To solve the equation \( 3 \sin \beta = 2 \), we first find \( \sin \beta \) by dividing both sides by 3, yielding \( \sin \beta = \frac{2}{3} \). Now, since \( \cos \beta < 0 \), we are considering the second quadrant because sine is positive and cosine is negative there.
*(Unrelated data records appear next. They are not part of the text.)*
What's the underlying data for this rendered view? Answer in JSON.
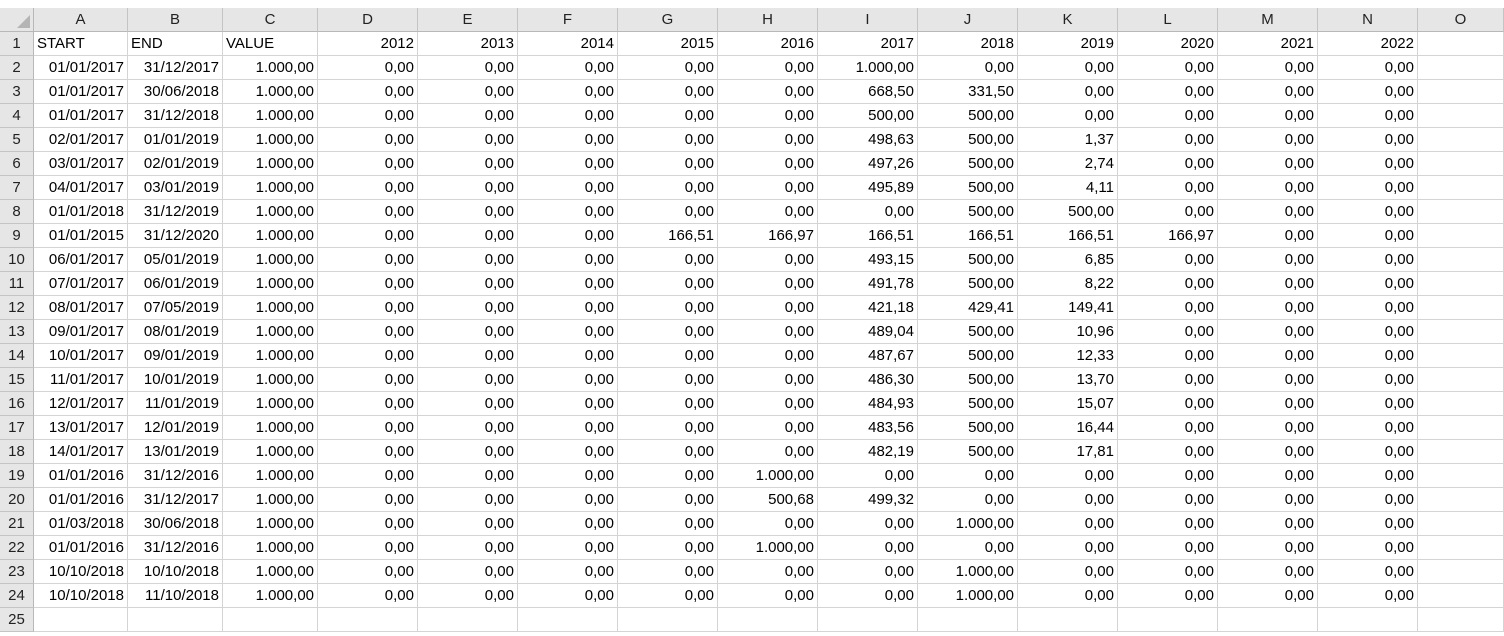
{
  "columns": [
    "A",
    "B",
    "C",
    "D",
    "E",
    "F",
    "G",
    "H",
    "I",
    "J",
    "K",
    "L",
    "M",
    "N",
    "O"
  ],
  "row_numbers": [
    "1",
    "2",
    "3",
    "4",
    "5",
    "6",
    "7",
    "8",
    "9",
    "10",
    "11",
    "12",
    "13",
    "14",
    "15",
    "16",
    "17",
    "18",
    "19",
    "20",
    "21",
    "22",
    "23",
    "24",
    "25"
  ],
  "header_row": [
    "START",
    "END",
    "VALUE",
    "2012",
    "2013",
    "2014",
    "2015",
    "2016",
    "2017",
    "2018",
    "2019",
    "2020",
    "2021",
    "2022",
    ""
  ],
  "rows": [
    [
      "01/01/2017",
      "31/12/2017",
      "1.000,00",
      "0,00",
      "0,00",
      "0,00",
      "0,00",
      "0,00",
      "1.000,00",
      "0,00",
      "0,00",
      "0,00",
      "0,00",
      "0,00",
      ""
    ],
    [
      "01/01/2017",
      "30/06/2018",
      "1.000,00",
      "0,00",
      "0,00",
      "0,00",
      "0,00",
      "0,00",
      "668,50",
      "331,50",
      "0,00",
      "0,00",
      "0,00",
      "0,00",
      ""
    ],
    [
      "01/01/2017",
      "31/12/2018",
      "1.000,00",
      "0,00",
      "0,00",
      "0,00",
      "0,00",
      "0,00",
      "500,00",
      "500,00",
      "0,00",
      "0,00",
      "0,00",
      "0,00",
      ""
    ],
    [
      "02/01/2017",
      "01/01/2019",
      "1.000,00",
      "0,00",
      "0,00",
      "0,00",
      "0,00",
      "0,00",
      "498,63",
      "500,00",
      "1,37",
      "0,00",
      "0,00",
      "0,00",
      ""
    ],
    [
      "03/01/2017",
      "02/01/2019",
      "1.000,00",
      "0,00",
      "0,00",
      "0,00",
      "0,00",
      "0,00",
      "497,26",
      "500,00",
      "2,74",
      "0,00",
      "0,00",
      "0,00",
      ""
    ],
    [
      "04/01/2017",
      "03/01/2019",
      "1.000,00",
      "0,00",
      "0,00",
      "0,00",
      "0,00",
      "0,00",
      "495,89",
      "500,00",
      "4,11",
      "0,00",
      "0,00",
      "0,00",
      ""
    ],
    [
      "01/01/2018",
      "31/12/2019",
      "1.000,00",
      "0,00",
      "0,00",
      "0,00",
      "0,00",
      "0,00",
      "0,00",
      "500,00",
      "500,00",
      "0,00",
      "0,00",
      "0,00",
      ""
    ],
    [
      "01/01/2015",
      "31/12/2020",
      "1.000,00",
      "0,00",
      "0,00",
      "0,00",
      "166,51",
      "166,97",
      "166,51",
      "166,51",
      "166,51",
      "166,97",
      "0,00",
      "0,00",
      ""
    ],
    [
      "06/01/2017",
      "05/01/2019",
      "1.000,00",
      "0,00",
      "0,00",
      "0,00",
      "0,00",
      "0,00",
      "493,15",
      "500,00",
      "6,85",
      "0,00",
      "0,00",
      "0,00",
      ""
    ],
    [
      "07/01/2017",
      "06/01/2019",
      "1.000,00",
      "0,00",
      "0,00",
      "0,00",
      "0,00",
      "0,00",
      "491,78",
      "500,00",
      "8,22",
      "0,00",
      "0,00",
      "0,00",
      ""
    ],
    [
      "08/01/2017",
      "07/05/2019",
      "1.000,00",
      "0,00",
      "0,00",
      "0,00",
      "0,00",
      "0,00",
      "421,18",
      "429,41",
      "149,41",
      "0,00",
      "0,00",
      "0,00",
      ""
    ],
    [
      "09/01/2017",
      "08/01/2019",
      "1.000,00",
      "0,00",
      "0,00",
      "0,00",
      "0,00",
      "0,00",
      "489,04",
      "500,00",
      "10,96",
      "0,00",
      "0,00",
      "0,00",
      ""
    ],
    [
      "10/01/2017",
      "09/01/2019",
      "1.000,00",
      "0,00",
      "0,00",
      "0,00",
      "0,00",
      "0,00",
      "487,67",
      "500,00",
      "12,33",
      "0,00",
      "0,00",
      "0,00",
      ""
    ],
    [
      "11/01/2017",
      "10/01/2019",
      "1.000,00",
      "0,00",
      "0,00",
      "0,00",
      "0,00",
      "0,00",
      "486,30",
      "500,00",
      "13,70",
      "0,00",
      "0,00",
      "0,00",
      ""
    ],
    [
      "12/01/2017",
      "11/01/2019",
      "1.000,00",
      "0,00",
      "0,00",
      "0,00",
      "0,00",
      "0,00",
      "484,93",
      "500,00",
      "15,07",
      "0,00",
      "0,00",
      "0,00",
      ""
    ],
    [
      "13/01/2017",
      "12/01/2019",
      "1.000,00",
      "0,00",
      "0,00",
      "0,00",
      "0,00",
      "0,00",
      "483,56",
      "500,00",
      "16,44",
      "0,00",
      "0,00",
      "0,00",
      ""
    ],
    [
      "14/01/2017",
      "13/01/2019",
      "1.000,00",
      "0,00",
      "0,00",
      "0,00",
      "0,00",
      "0,00",
      "482,19",
      "500,00",
      "17,81",
      "0,00",
      "0,00",
      "0,00",
      ""
    ],
    [
      "01/01/2016",
      "31/12/2016",
      "1.000,00",
      "0,00",
      "0,00",
      "0,00",
      "0,00",
      "1.000,00",
      "0,00",
      "0,00",
      "0,00",
      "0,00",
      "0,00",
      "0,00",
      ""
    ],
    [
      "01/01/2016",
      "31/12/2017",
      "1.000,00",
      "0,00",
      "0,00",
      "0,00",
      "0,00",
      "500,68",
      "499,32",
      "0,00",
      "0,00",
      "0,00",
      "0,00",
      "0,00",
      ""
    ],
    [
      "01/03/2018",
      "30/06/2018",
      "1.000,00",
      "0,00",
      "0,00",
      "0,00",
      "0,00",
      "0,00",
      "0,00",
      "1.000,00",
      "0,00",
      "0,00",
      "0,00",
      "0,00",
      ""
    ],
    [
      "01/01/2016",
      "31/12/2016",
      "1.000,00",
      "0,00",
      "0,00",
      "0,00",
      "0,00",
      "1.000,00",
      "0,00",
      "0,00",
      "0,00",
      "0,00",
      "0,00",
      "0,00",
      ""
    ],
    [
      "10/10/2018",
      "10/10/2018",
      "1.000,00",
      "0,00",
      "0,00",
      "0,00",
      "0,00",
      "0,00",
      "0,00",
      "1.000,00",
      "0,00",
      "0,00",
      "0,00",
      "0,00",
      ""
    ],
    [
      "10/10/2018",
      "11/10/2018",
      "1.000,00",
      "0,00",
      "0,00",
      "0,00",
      "0,00",
      "0,00",
      "0,00",
      "1.000,00",
      "0,00",
      "0,00",
      "0,00",
      "0,00",
      ""
    ],
    [
      "",
      "",
      "",
      "",
      "",
      "",
      "",
      "",
      "",
      "",
      "",
      "",
      "",
      "",
      ""
    ]
  ]
}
Next, we use the Pythagorean identity \( \sin^2 \beta + \cos^2 \beta = 1 \) to find \( \cos \beta \): \[ \sin^2 \beta = \left(\frac{2}{3}\right)^2 = \frac{4}{9} \] Then, \[ \cos^2 \beta = 1 - \sin^2 \beta = 1 - \frac{4}{9} = \frac{5}{9} \] Since we need \( \cos \beta < 0 \), we take the negative square root: \[ \cos \beta = -\sqrt{\frac{5}{9}} = -\frac{\sqrt{5}}{3} \] Now we can compute \( 3 \cos^2 \beta - 1 \): \[ 3 \cos^2 \beta = 3 \left(\frac{5}{9}\right) = \frac{15}{9} = \frac{5}{3} \] Finally, we find: \[ 3 \cos^2 \beta - 1 = \frac{5}{3} - 1 = \frac{5}{3} - \frac{3}{3} = \frac{2}{3} \] So, the value of \( 3 \cos^2 \beta - 1 \) is \( \frac{2}{3} \).